Defendant in "no body" trial found guilty of murder - - Columbia, South Carolina

Defendant in "no body" trial found guilty of murder

Jeffrey Weston Jeffrey Weston
Frances Franchey Frances Franchey

(Columbia) May 30, 2003 - A 43-year-old former Columbia man was Friday afternoon found guilty of killing his mother. A Richland County jury deliberated for only a few hours Friday afternoon before finding Jeffrey Weston guilty of murder. Weston was sentenced to 40 years in prison.

The body of Frances Franchey, who disappeared in 1998 when she was 78 and living with Weston in the Harbison area, has never been found. The case marks the first time someone has been found guilty of murder in Richland County in a case in which the victim's body was never recovered.
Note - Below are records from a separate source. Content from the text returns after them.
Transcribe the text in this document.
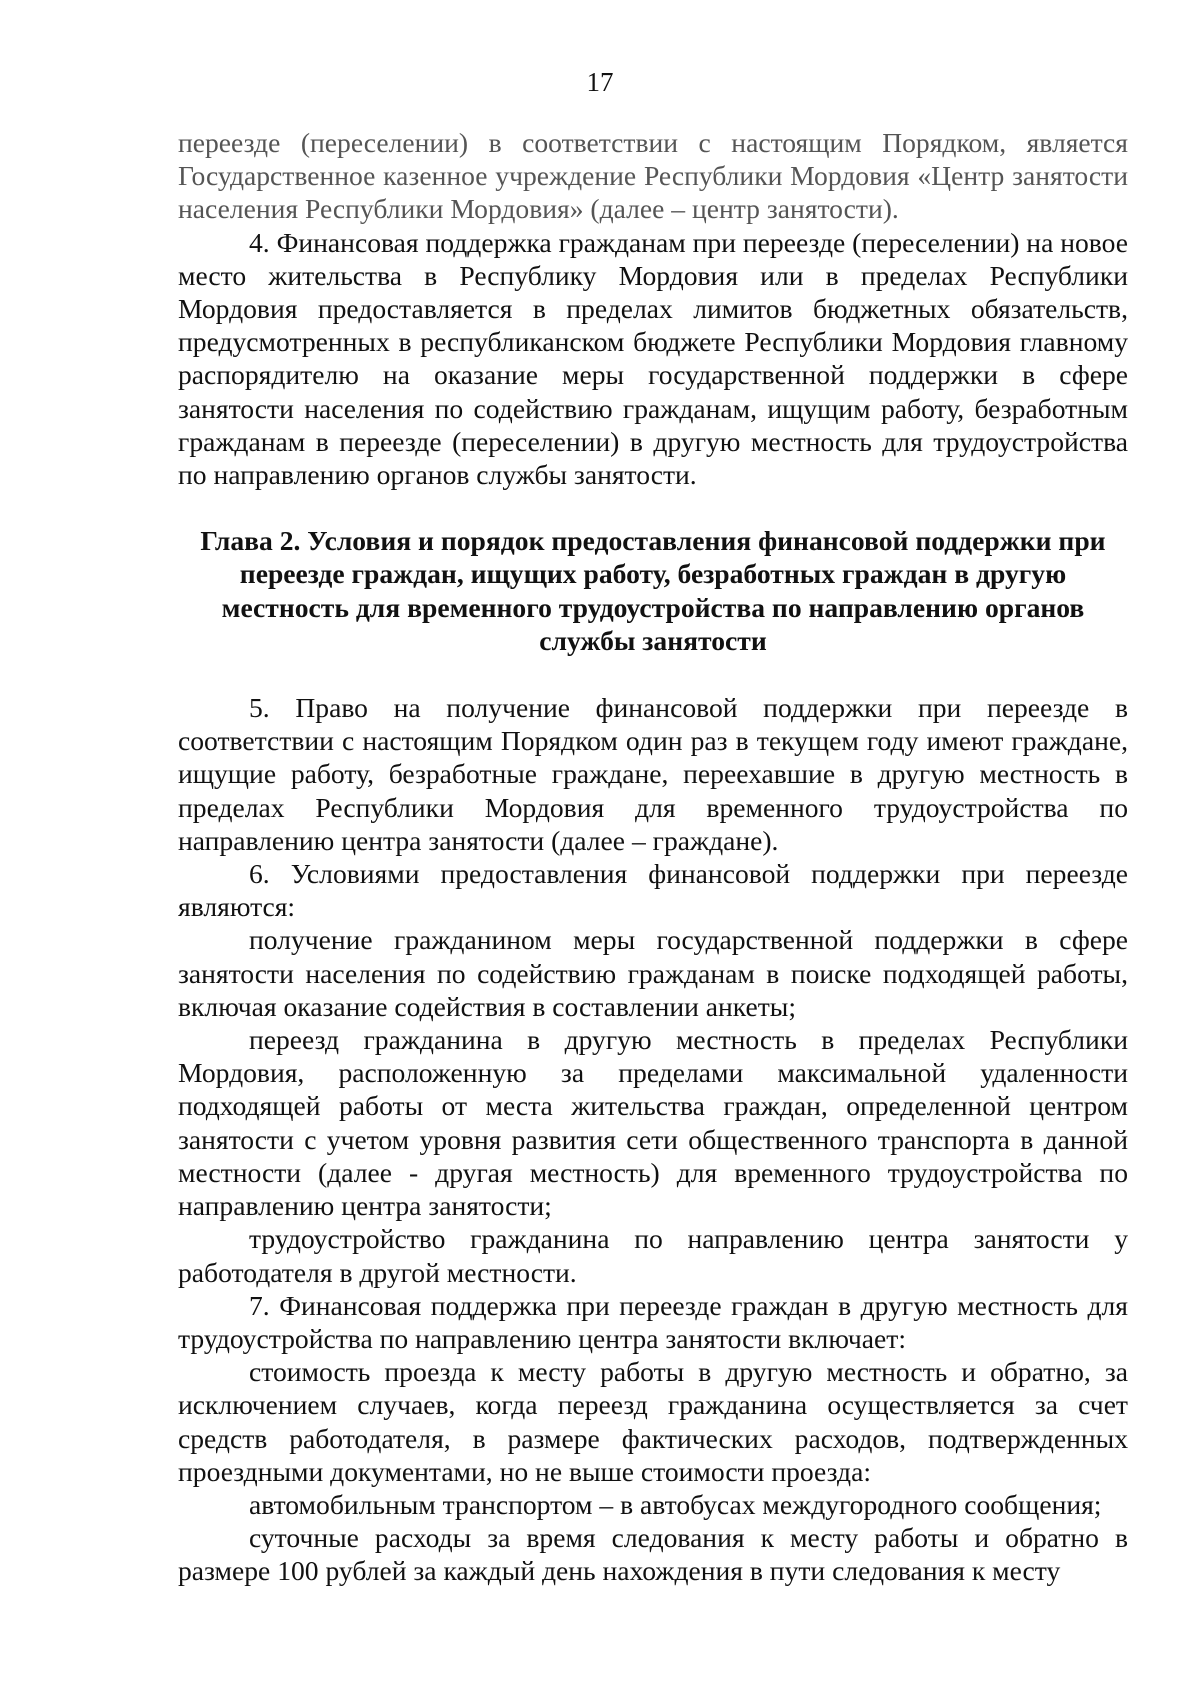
17

переезде (переселении) в соответствии с настоящим Порядком, является Государственное казенное учреждение Республики Мордовия «Центр занятости населения Республики Мордовия» (далее – центр занятости).

4. Финансовая поддержка гражданам при переезде (переселении) на новое место жительства в Республику Мордовия или в пределах Республики Мордовия предоставляется в пределах лимитов бюджетных обязательств, предусмотренных в республиканском бюджете Республики Мордовия главному распорядителю на оказание меры государственной поддержки в сфере занятости населения по содействию гражданам, ищущим работу, безработным гражданам в переезде (переселении) в другую местность для трудоустройства по направлению органов службы занятости.

Глава 2. Условия и порядок предоставления финансовой поддержки при переезде граждан, ищущих работу, безработных граждан в другую местность для временного трудоустройства по направлению органов службы занятости

5. Право на получение финансовой поддержки при переезде в соответствии с настоящим Порядком один раз в текущем году имеют граждане, ищущие работу, безработные граждане, переехавшие в другую местность в пределах Республики Мордовия для временного трудоустройства по направлению центра занятости (далее – граждане).

6. Условиями предоставления финансовой поддержки при переезде являются:

получение гражданином меры государственной поддержки в сфере занятости населения по содействию гражданам в поиске подходящей работы, включая оказание содействия в составлении анкеты;

переезд гражданина в другую местность в пределах Республики Мордовия, расположенную за пределами максимальной удаленности подходящей работы от места жительства граждан, определенной центром занятости с учетом уровня развития сети общественного транспорта в данной местности (далее - другая местность) для временного трудоустройства по направлению центра занятости;

трудоустройство гражданина по направлению центра занятости у работодателя в другой местности.

7. Финансовая поддержка при переезде граждан в другую местность для трудоустройства по направлению центра занятости включает:

стоимость проезда к месту работы в другую местность и обратно, за исключением случаев, когда переезд гражданина осуществляется за счет средств работодателя, в размере фактических расходов, подтвержденных проездными документами, но не выше стоимости проезда:

автомобильным транспортом – в автобусах междугородного сообщения;

суточные расходы за время следования к месту работы и обратно в размере 100 рублей за каждый день нахождения в пути следования к месту
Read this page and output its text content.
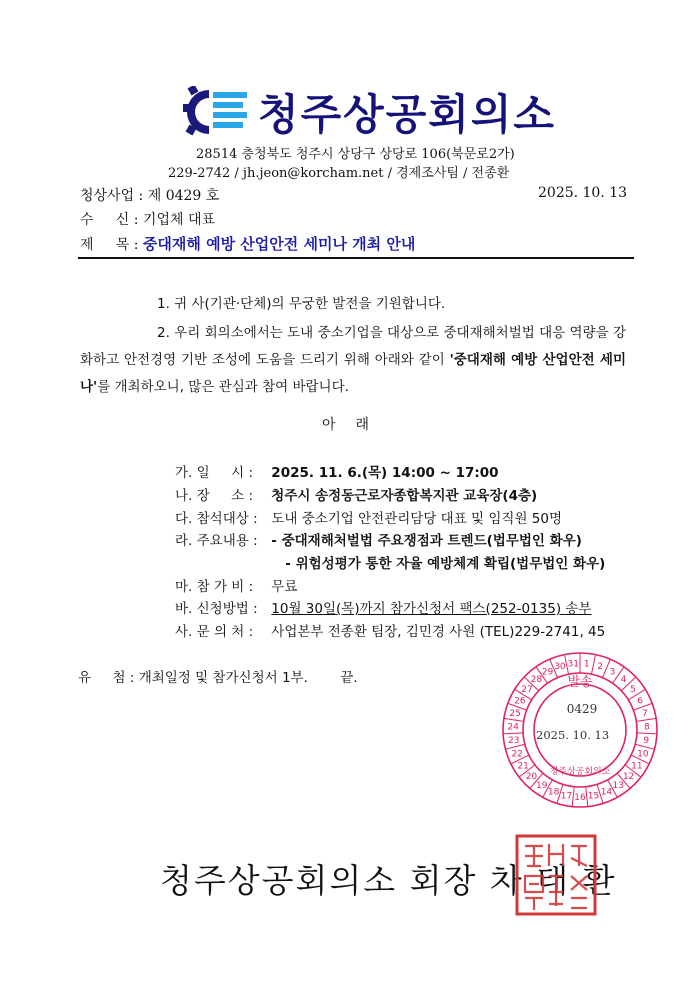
청주상공회의소
28514 충청북도 청주시 상당구 상당로 106(북문로2가)
229-2742 / jh.jeon@korcham.net / 경제조사팀 / 전종환
청상사업 : 제 0429 호	2025. 10. 13
수     신 : 기업체 대표
제     목 : 중대재해 예방 산업안전 세미나 개최 안내
1. 귀 사(기관·단체)의 무궁한 발전을 기원합니다.
2. 우리 회의소에서는 도내 중소기업을 대상으로 중대재해처벌법 대응 역량을 강화하고 안전경영 기반 조성에 도움을 드리기 위해 아래와 같이 '중대재해 예방 산업안전 세미나'를 개최하오니, 많은 관심과 참여 바랍니다.
아래
가. 일     시 : 2025. 11. 6.(목) 14:00 ~ 17:00
나. 장     소 : 청주시 송정동근로자종합복지관 교육장(4층)
다. 참석대상 : 도내 중소기업 안전관리담당 대표 및 임직원 50명
라. 주요내용 : - 중대재해처벌법 주요쟁점과 트렌드(법무법인 화우)
- 위험성평가 통한 자율 예방체계 확립(법무법인 화우)
마. 참 가 비 : 무료
바. 신청방법 : 10월 30일(목)까지 참가신청서 팩스(252-0135) 송부
사. 문 의 처 : 사업본부 전종환 팀장, 김민경 사원 (TEL)229-2741, 45
유     첨 : 개최일정 및 참가신청서 1부. 끝.
1 2
3
4
5
6
7
8
9
10
11
12
13
14
15
16
17
18
19
20
21
22
23
24
25
26
27
28
29
30 31
발송
청주상공회의소
0429
2025. 10. 13
청주상공회의소 회장 차 태 환
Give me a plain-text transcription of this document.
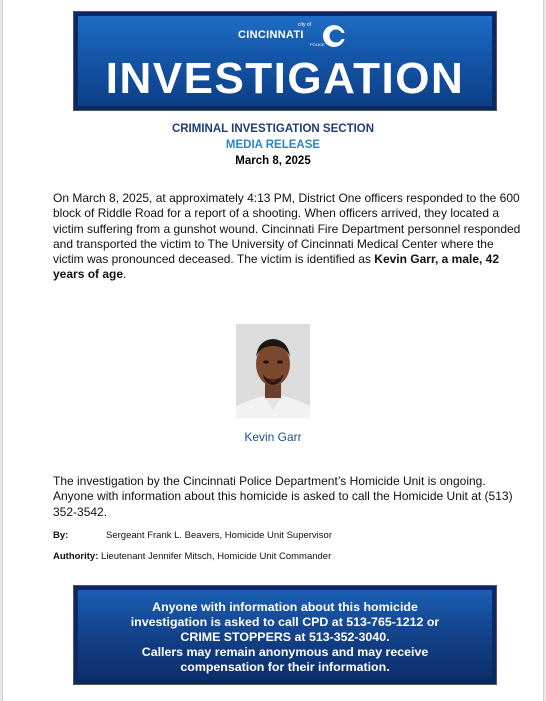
city of
CINCINNATI
POLICE
INVESTIGATION
CRIMINAL INVESTIGATION SECTION
MEDIA RELEASE
March 8, 2025
On March 8, 2025, at approximately 4:13 PM, District One officers responded to the 600 block of Riddle Road for a report of a shooting. When officers arrived, they located a victim suffering from a gunshot wound. Cincinnati Fire Department personnel responded and transported the victim to The University of Cincinnati Medical Center where the victim was pronounced deceased. The victim is identified as Kevin Garr, a male, 42 years of age.
Kevin Garr
The investigation by the Cincinnati Police Department’s Homicide Unit is ongoing. Anyone with information about this homicide is asked to call the Homicide Unit at (513) 352-3542.
By:	Sergeant Frank L. Beavers, Homicide Unit Supervisor
Authority: Lieutenant Jennifer Mitsch, Homicide Unit Commander
Anyone with information about this homicide
investigation is asked to call CPD at 513-765-1212 or
CRIME STOPPERS at 513-352-3040.
Callers may remain anonymous and may receive
compensation for their information.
Weston's lawyers rested Friday without calling any witnesses and without any testimony from Weston. No alibi was given for Weston nor was an explanation of his behavior around the time his mother disappeared. Any testimony he would have provided, though, would have been open to cross examination.

Prosecutors, despite the absence of the alleged victim's body and without any sort of confession, built their case on an extensive amount of circumstantial evidence. Assistant Solicitor Luck Campbell told the jury, "I submit, ladies and gentlemen, when Jeffrey Weston killed his 78-year-old mother, cleaned up her blood, got rid of her body, calmly, cooly and then lied about it, said she ran off with somebody. That reeks of malice."

The prosecution says the removal of some flooring in the apartment which they attribute to Weston, his mother's blood found in the unit and Weston's abrupt move from the area to Seattle, were the work of a guilty man.

Jeffrey Weston, was born Jeffrey Franchey in Weston, Connecticut. Prosecutors say in 1991 Franchey had her son involuntarily committed to a state mental facility after he threatened to kill her. His behavior would again come under question in 1997 when authorities charged him with unlawful use of a telephone.

Prosecutors say Weston and his mother clashed over the use of her car. She refused to allow him to drive it, in part because he had no license. Investigators say a few days after Franchey disappeared, Weston admitted driving the Ford Escort.

Weston's sister, Toni Franchey, testified that after hearing her mother was missing, she immediately suspected her brother.